Hop in. We’re going to take a ride over to ESPN.com real quick because there’s a great story in its college football department.
Alex Scarborough, a college football writer there, traveled to Lexington last fall to profile receiver-turned-quarterback Lynn Bowden while Bowden was running all over opposing defenses. However, as Scarborough notes on Twitter, he found himself absorbed in another story within UK’s football program: the bond between a coach and player, both battling cancer while giving their all to keep the Wildcats moving forward in college football.
I went to Kentucky to profile Lynn Bowden and found myself absorbed by another story. “It couldn’t have happened to two of the most perfect, well-rounded people I’ve ever met in my life,” Vince Marrow told me. “We don’t question God. But these two?” https://t.co/RaNx21YzUc
— Alex Scarborough (@AlexS_ESPN) May 25, 2020
It’s the story of how star linebacker Josh Paschal and former player/current offensive line coach John Schlarman each found out they had cancer, within days of each other, right before Kentucky began its fall football camp in 2018. The two have been an inspiration to everyone around them on the field, on the sideline, in the locker room and in the stands.
Vince Marrow called Schlarman his “hero” for how he hasn’t missed a beat in his coaching duties while fighting cancer on the side:
“I thought I’d been around some people,” said fellow assistant coach Vince Marrow. “But John Schlarman is the strongest man I’ve ever been around in my life.

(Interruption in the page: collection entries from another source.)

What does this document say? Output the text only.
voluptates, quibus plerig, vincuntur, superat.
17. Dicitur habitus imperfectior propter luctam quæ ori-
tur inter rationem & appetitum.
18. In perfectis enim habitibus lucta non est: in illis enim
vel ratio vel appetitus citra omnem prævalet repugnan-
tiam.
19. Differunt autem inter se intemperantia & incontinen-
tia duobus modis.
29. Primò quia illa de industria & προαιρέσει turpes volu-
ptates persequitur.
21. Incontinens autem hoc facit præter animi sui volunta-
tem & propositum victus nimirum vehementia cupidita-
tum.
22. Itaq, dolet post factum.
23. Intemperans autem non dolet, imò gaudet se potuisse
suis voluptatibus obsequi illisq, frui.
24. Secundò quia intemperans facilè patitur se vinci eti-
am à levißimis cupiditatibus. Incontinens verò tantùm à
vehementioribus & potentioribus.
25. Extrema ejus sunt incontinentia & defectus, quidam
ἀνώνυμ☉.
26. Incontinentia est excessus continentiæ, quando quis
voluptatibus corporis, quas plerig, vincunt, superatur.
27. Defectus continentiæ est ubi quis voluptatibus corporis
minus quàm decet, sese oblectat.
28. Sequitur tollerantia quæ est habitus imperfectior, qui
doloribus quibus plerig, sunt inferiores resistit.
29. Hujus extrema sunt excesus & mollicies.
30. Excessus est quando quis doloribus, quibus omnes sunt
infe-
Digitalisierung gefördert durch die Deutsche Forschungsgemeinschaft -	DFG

You talk about dude being in two-a-day practice, go get chemo, come back and then have another full practice and you’d never even know it? Nah, man.”
He later added, “John Schlarman is my hero.”
Mark Stoops called Paschal “remarkable” in how he handled the hand he was dealt while chasing his football dreams as a young college student, although Paschal admits it wasn’t all positivity on the inside. He credits Coach Schlarman with helping him beat his cancer:
“I asked him every day, ‘How are you doing?’ and it’s not a routine just ‘How are you doing?’ greeting. It was more like, ‘Be honest with me: How are you doing? Are you struggling with anything?’ And he’d ask me the same thing.”
They found themselves comparing notes and having genuine conversations. Paschal remembers Schlarman telling him early on, “If there’s two people on the team who can handle it, it’s us.”